Letters to the Editor

This letter is associated with the following article:
Our failed political dynasties, Pelosi's stylish appeal and George W. Bush as Queen Victoria. Plus: The hot air about global warming.
  • Fear vs. Foresight

    >I find it alarming when Lefties start demanding the same kind of orthodoxy, purity and strict adherence to party line that is the hallmark of Fox and the RNC.

    I would, too, if that's what was happening with this issue. Had Ms. Paglia shed a photon of light on the issue of the science behind the global warming issue, even to argue with it, or had she shed a photon of light on the politics of how we should be responding to the scientific information we have about global warming, there would not have been this enormous outpouring of letters. Instead, she was pretending to be Mr. Science, only at least HE has a master's degree--in science. She took one geology course many decades ago. Her take on the issue had not one substantive argument. And even her take on "Al Gore's movie" was based on her personal distaste for the subject of a movie that was envisioned, written, and produced by many people--but NOT Al Gore. He and the work he has courageously devoted so much of his life to were the subject of that movie, but it wasn't his movie.

    And speaking of courageously facing the future, most of the environmentalists I know, including me, have been assessing future possibilities not out of fear, but to make realistic assessments of what can and should be done to prevent horrible outcomes. That's why many decades ago environmentalists were already looking at the Mississippi River dam and levee system and saying ahem--this is a bad approach which will destroy the wetlands along the river, the estuary at the bottom of the river, and we're definitely going to have catastrophic floods which will destroy cities along the river. Doom and gloom? Look at the flood 10 years ago that destroyed East Grand Forks, MN, at the flood a year and a half ago from a Category 3 hurricane that didn't do much damage until the storm surge breached the levees, and tell me about those doom and gloom predictions, which weren't made based on fear but on a prudent assessment of likelihoods using actual science. I heard so many people saying New Orleans should never have been built below sea level in the first place, but guess what--it wasn't. The city literally sunk with the weight of overdevelopment, exactly as those "doom and gloom prophets" had predicted, not because people were brave to overdevelop there but because it's human nature to impetuously move full steam ahead without foresight--exactly the macho approach that Ms.
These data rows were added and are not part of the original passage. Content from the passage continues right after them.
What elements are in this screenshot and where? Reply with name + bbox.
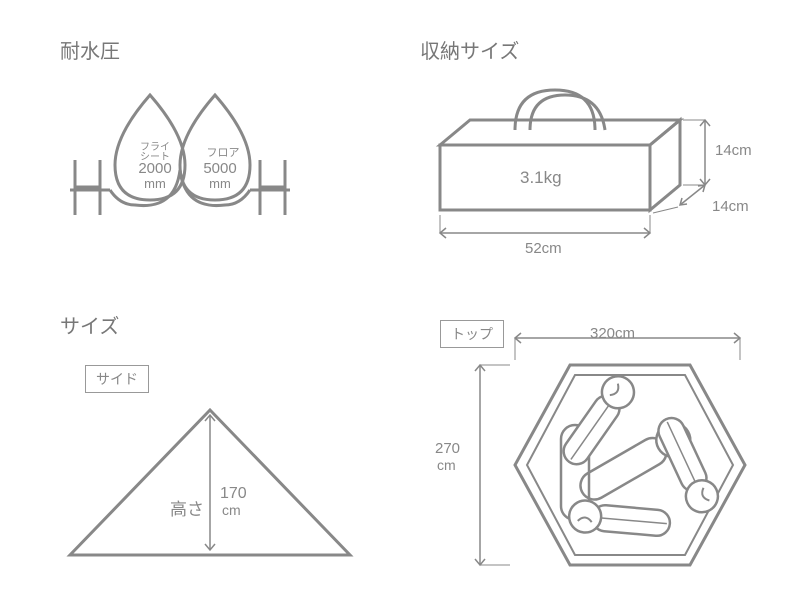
height-value2: cm <box>222 502 241 518</box>
storage-depth: 14cm <box>712 198 749 215</box>
side-label: サイド <box>85 365 149 393</box>
top-diagram <box>430 320 770 580</box>
waterproof-title: 耐水圧 <box>60 35 120 64</box>
drop2-label: フロア <box>198 144 248 160</box>
storage-height: 14cm <box>715 142 752 159</box>
height-value1: 170 <box>220 485 247 503</box>
height-label: 高さ <box>170 495 204 520</box>
storage-weight: 3.1kg <box>520 168 562 188</box>
top-width: 320cm <box>590 325 635 342</box>
storage-title: 収納サイズ <box>420 35 519 64</box>
storage-width: 52cm <box>525 240 562 257</box>
drop1-unit: mm <box>130 176 180 191</box>
drop2-unit: mm <box>195 176 245 191</box>
drop2-value: 5000 <box>195 160 245 177</box>
top-depth1: 270 <box>435 440 460 457</box>
storage-diagram <box>420 75 760 255</box>
drop1-value: 2000 <box>130 160 180 177</box>
size-title: サイズ <box>60 310 119 339</box>
side-diagram <box>60 400 370 570</box>
top-depth2: cm <box>437 457 456 473</box>
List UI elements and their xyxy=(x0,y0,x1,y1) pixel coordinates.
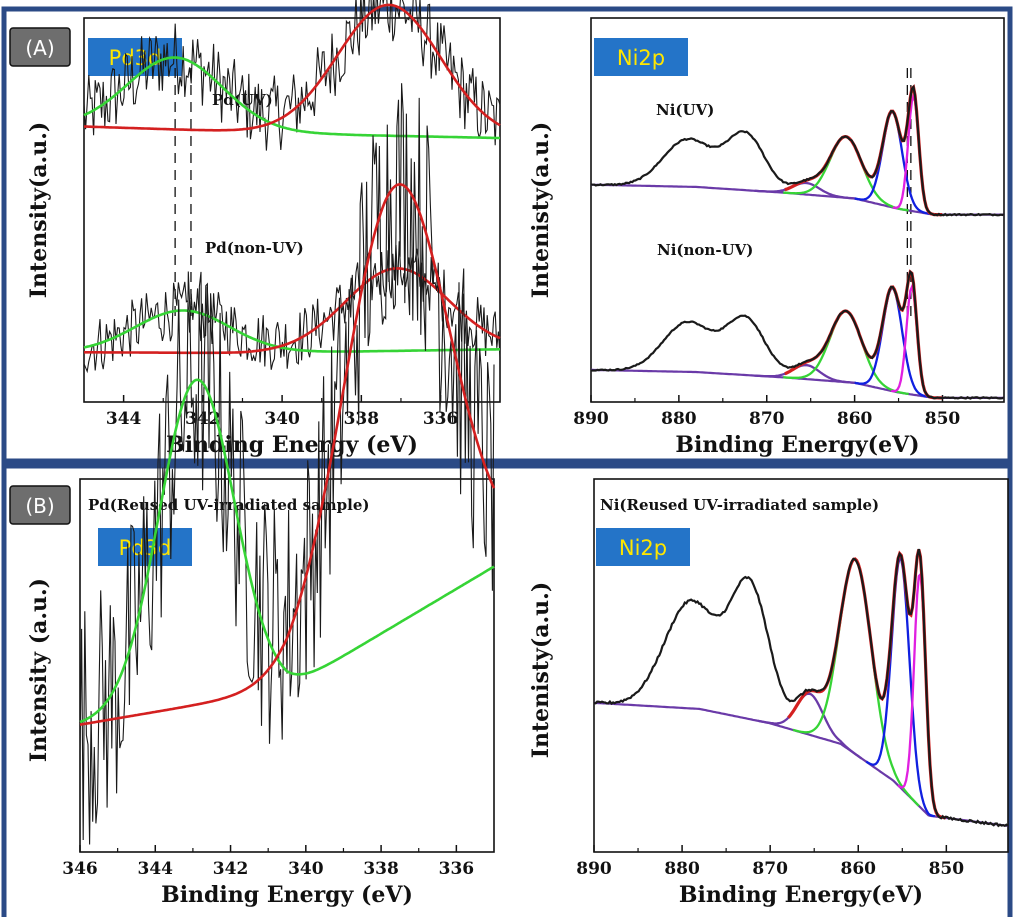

Paglia admires.

    Real ostriches may not face the world with knowledge, courage, and sound planning, but they face it with their eyes open to reality. It's people like Camille Paglia who bury their heads in the sand, fearful to look beyond the first ten minutes of a movie because it might require some bravery on their parts to face the facts. Like Ms. Paglia, Rachel Carson didn't have children, but she took responsibility for doing something to protect future generations. Paglia is probably right that we humans can't change the physical universe. But we can, and have, altered our own planet in ways that make our cities and the children living in them exceptionally vulnerable. And the truly brave among us, if we care about children and other powerless human beings and wildlife, are willing to fight to protect them. It's the cowards burying their heads in the sand who are staying in the dark out of fearfulness and complacency.